Currently, the program has reached over 2,700 teens at 50 schools in 33 different Chicago communities, but is hoping to expand. (Photo: Ernest Skerrett)
In a city infamous for out-of-control crime, daily shootings and bloodshed, one intervention program has been shown to reduce violence with Chicago’s at-risk youth.
The Becoming a Man program — also known as BAM — was started in 2001, with founder Anthony Ramirez-DiVittorio focused on creating a safe space for teens to open up and express themselves without fear. Additionally, the program helps at-risk youth develop social and emotional skills needed for success and provides a support system, which most of the kids otherwise lack.
The teens have the option of skipping a class to participate in the program, which takes place right in their schools.

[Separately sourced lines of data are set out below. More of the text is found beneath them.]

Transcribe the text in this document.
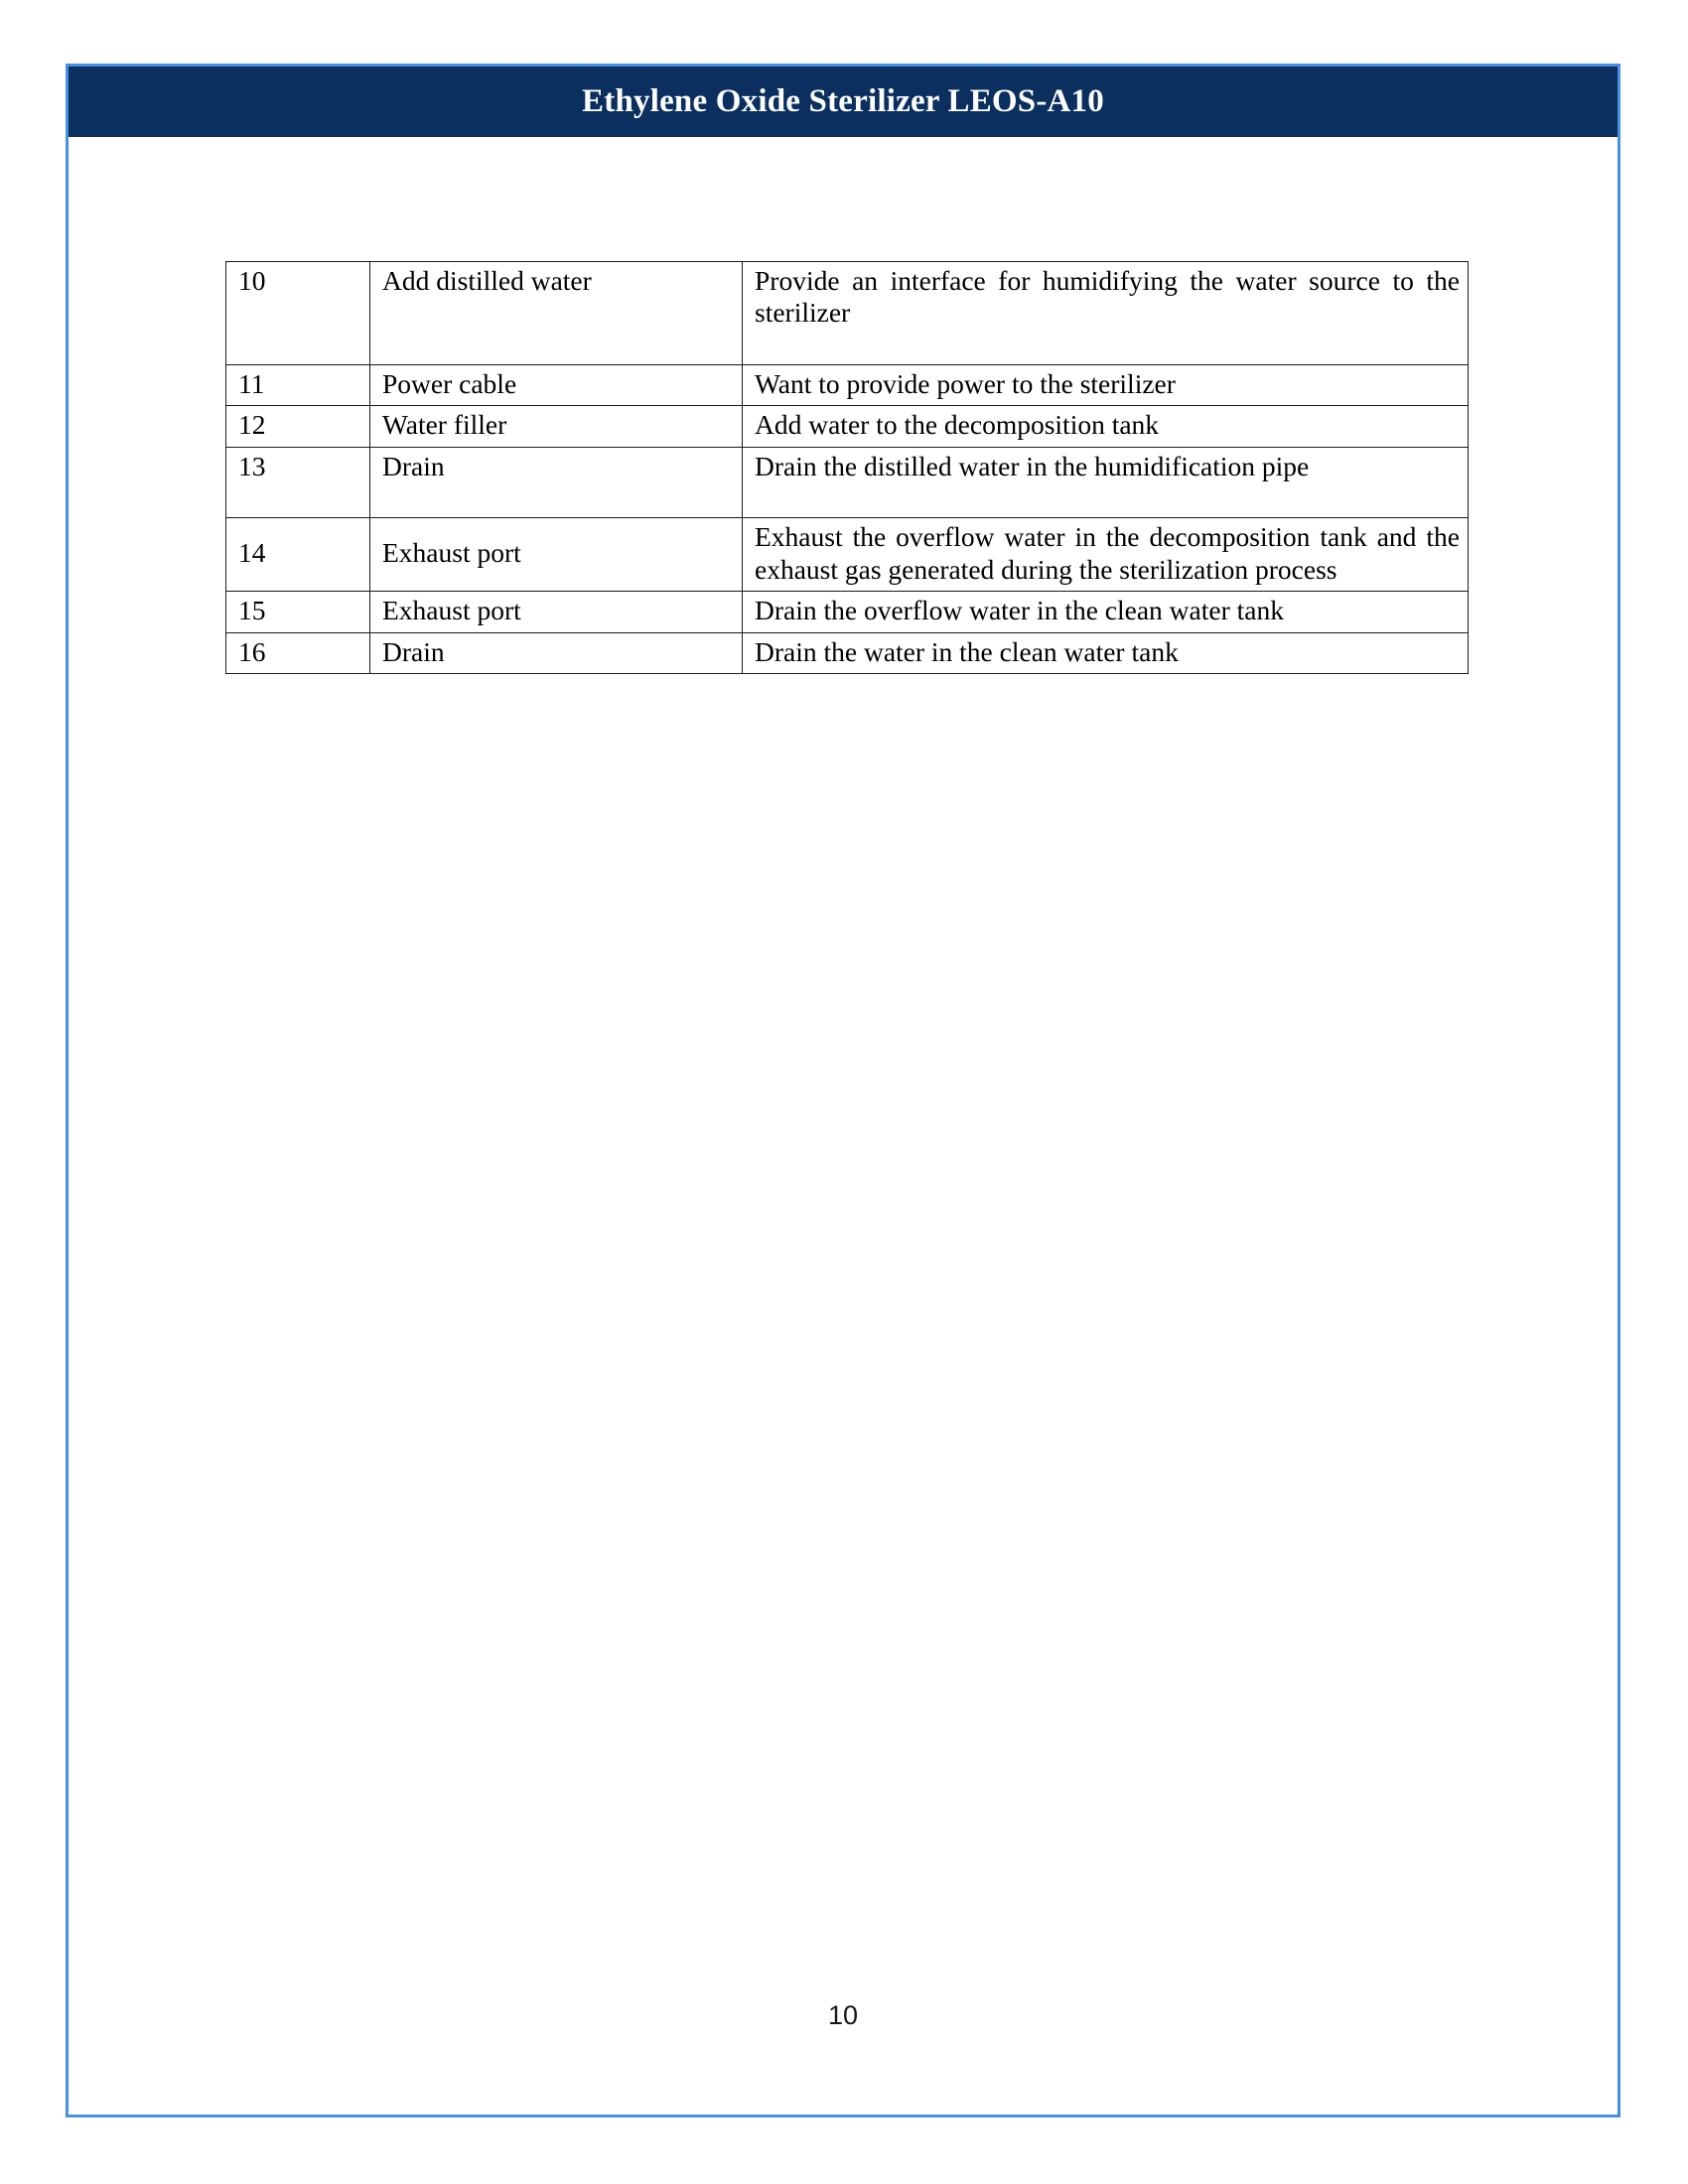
Ethylene Oxide Sterilizer LEOS-A10
10	Add distilled water	Provide an interface for humidifying the water source to the sterilizer

11	Power cable	Want to provide power to the sterilizer
12	Water filler	Add water to the decomposition tank
13	Drain	Drain the distilled water in the humidification pipe

14	Exhaust port	Exhaust the overflow water in the decomposition tank and the exhaust gas generated during the sterilization process
15	Exhaust port	Drain the overflow water in the clean water tank
16	Drain	Drain the water in the clean water tank
10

“We meet youth where they are, physically within schools and emotionally with nurturing adult relationships, to help form positive youth identities that greatly improve their chances of school and life success,” said Michelle Adler Morrison, CEO of Youth Guidance, the nonprofit that helped develop BAM.
At least one study found that the program is having a significant impact on participants. Researchers from the University of Chicago Crime Lab, Northwestern University, Harvard University and the University of Pennsylvania took a look at how the program affected nearly 5,000 teens. The study showed a 50 percent decrease in violent crime arrests and a 35 percent decline in all other types of arrests among participants. Additionally, the rate of on-time high school graduations increased by nearly 20 percent. But unfortunately, the decrease in arrests stopped once participants cycled out of the program.

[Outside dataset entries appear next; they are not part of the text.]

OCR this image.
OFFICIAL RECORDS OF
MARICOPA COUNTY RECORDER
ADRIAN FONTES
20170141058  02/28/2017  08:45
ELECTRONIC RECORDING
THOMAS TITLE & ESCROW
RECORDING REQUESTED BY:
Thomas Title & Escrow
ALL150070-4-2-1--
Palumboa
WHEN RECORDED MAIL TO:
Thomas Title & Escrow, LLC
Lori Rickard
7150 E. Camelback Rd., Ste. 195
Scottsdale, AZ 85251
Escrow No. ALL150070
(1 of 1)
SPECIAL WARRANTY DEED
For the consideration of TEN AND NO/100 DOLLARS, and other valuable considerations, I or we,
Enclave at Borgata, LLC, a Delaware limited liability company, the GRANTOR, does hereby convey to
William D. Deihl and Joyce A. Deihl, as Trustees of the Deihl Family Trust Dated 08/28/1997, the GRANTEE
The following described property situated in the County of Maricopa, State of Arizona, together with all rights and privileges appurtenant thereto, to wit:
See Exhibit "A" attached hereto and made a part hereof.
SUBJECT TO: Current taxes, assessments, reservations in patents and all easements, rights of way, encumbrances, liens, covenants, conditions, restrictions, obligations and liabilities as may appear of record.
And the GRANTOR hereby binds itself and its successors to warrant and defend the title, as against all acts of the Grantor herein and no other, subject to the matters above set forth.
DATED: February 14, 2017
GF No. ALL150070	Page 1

Brandon Bailys, who has been a BAM counselor for two and a half years at Roberto Clemente High School, said the program consists of 32 lessons throughout the year, but each session starts the same, with participants sitting in a circle and just talking about whatever is on their minds. Bailys explained in a recent interview with The Trace that many of Chicago’s black youth have the odds stacked against them from birth.

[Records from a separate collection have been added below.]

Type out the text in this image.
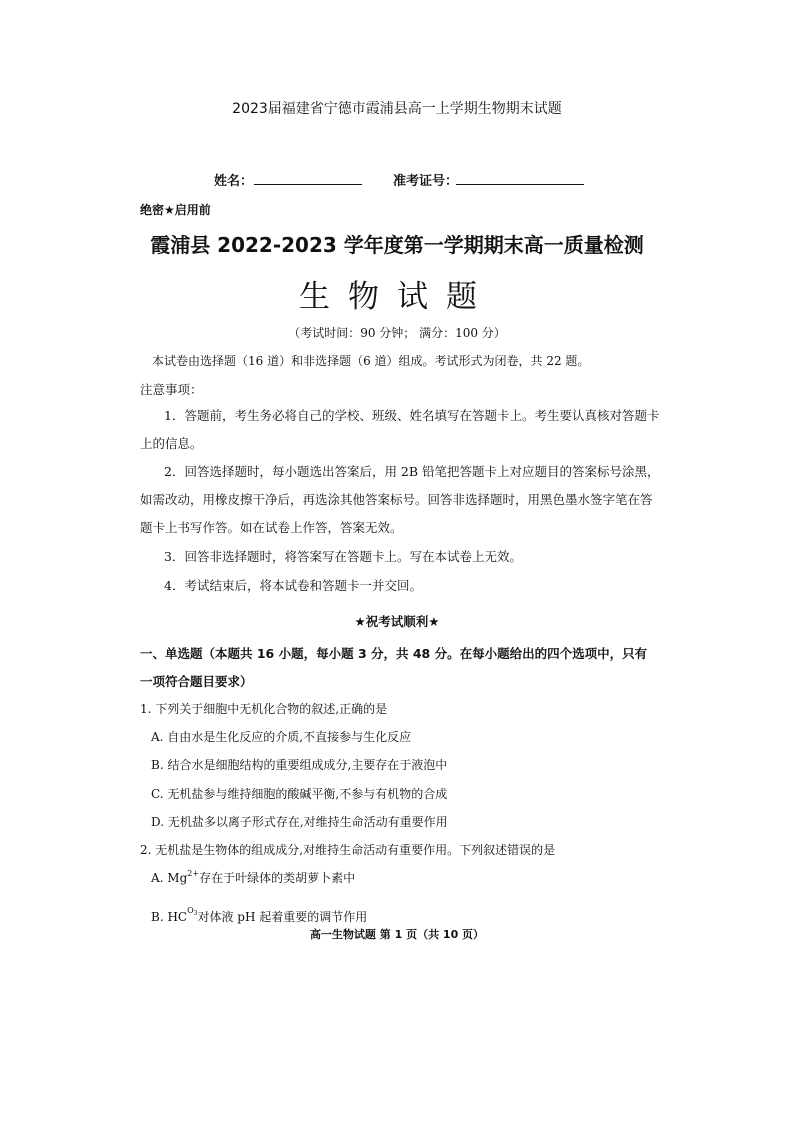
2023届福建省宁德市霞浦县高一上学期生物期末试题
姓名：	准考证号：
绝密★启用前
霞浦县 2022-2023 学年度第一学期期末高一质量检测
生物试题
（考试时间：90 分钟； 满分：100 分）
本试卷由选择题（16 道）和非选择题（6 道）组成。考试形式为闭卷，共 22 题。
注意事项：
1．答题前，考生务必将自己的学校、班级、姓名填写在答题卡上。考生要认真核对答题卡上的信息。
2．回答选择题时，每小题选出答案后，用 2B 铅笔把答题卡上对应题目的答案标号涂黑，如需改动，用橡皮擦干净后，再选涂其他答案标号。回答非选择题时，用黑色墨水签字笔在答题卡上书写作答。如在试卷上作答，答案无效。
3．回答非选择题时，将答案写在答题卡上。写在本试卷上无效。
4．考试结束后，将本试卷和答题卡一并交回。
★祝考试顺利★
一、单选题（本题共 16 小题，每小题 3 分，共 48 分。在每小题给出的四个选项中，只有一项符合题目要求）
1. 下列关于细胞中无机化合物的叙述,正确的是
A. 自由水是生化反应的介质,不直接参与生化反应
B. 结合水是细胞结构的重要组成成分,主要存在于液泡中
C. 无机盐参与维持细胞的酸碱平衡,不参与有机物的合成
D. 无机盐多以离子形式存在,对维持生命活动有重要作用
2. 无机盐是生物体的组成成分,对维持生命活动有重要作用。下列叙述错误的是
A. $Mg^{2+}$存在于叶绿体的类胡萝卜素中
B. $HC^{O_3}$对体液 pH 起着重要的调节作用
高一生物试题 第 1 页（共 10 页）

“A lot of people don’t realize that there’s a picture painted of these kids before they’re even born,” Bailys said. “Often when people think of a young man of color in Chicago, they think of violence.”
But Bailys said the program aims to break down those barriers — and often succeeds.
“Every single day, a simple, ‘Hey, how are you?’ is going to add some value to their lives because there are more people who are invested in seeing their success through,” Bailys said.
Bailys explained that part of the success of the program lies in the continual reflection of where the teens are in their lives and what direction they are headed. He said the point of the program isn’t just to graduate and at that point the teen “becomes a man.”
“The moment that we settle and say, ‘I know I’m becoming a man because of X, Y and Z and I’m not struggling to become a man because I am a man,’ that’s the moment we stop reflecting on ourselves,” he said, “and that’s the moment we start acting like there are no repercussions for our actions.”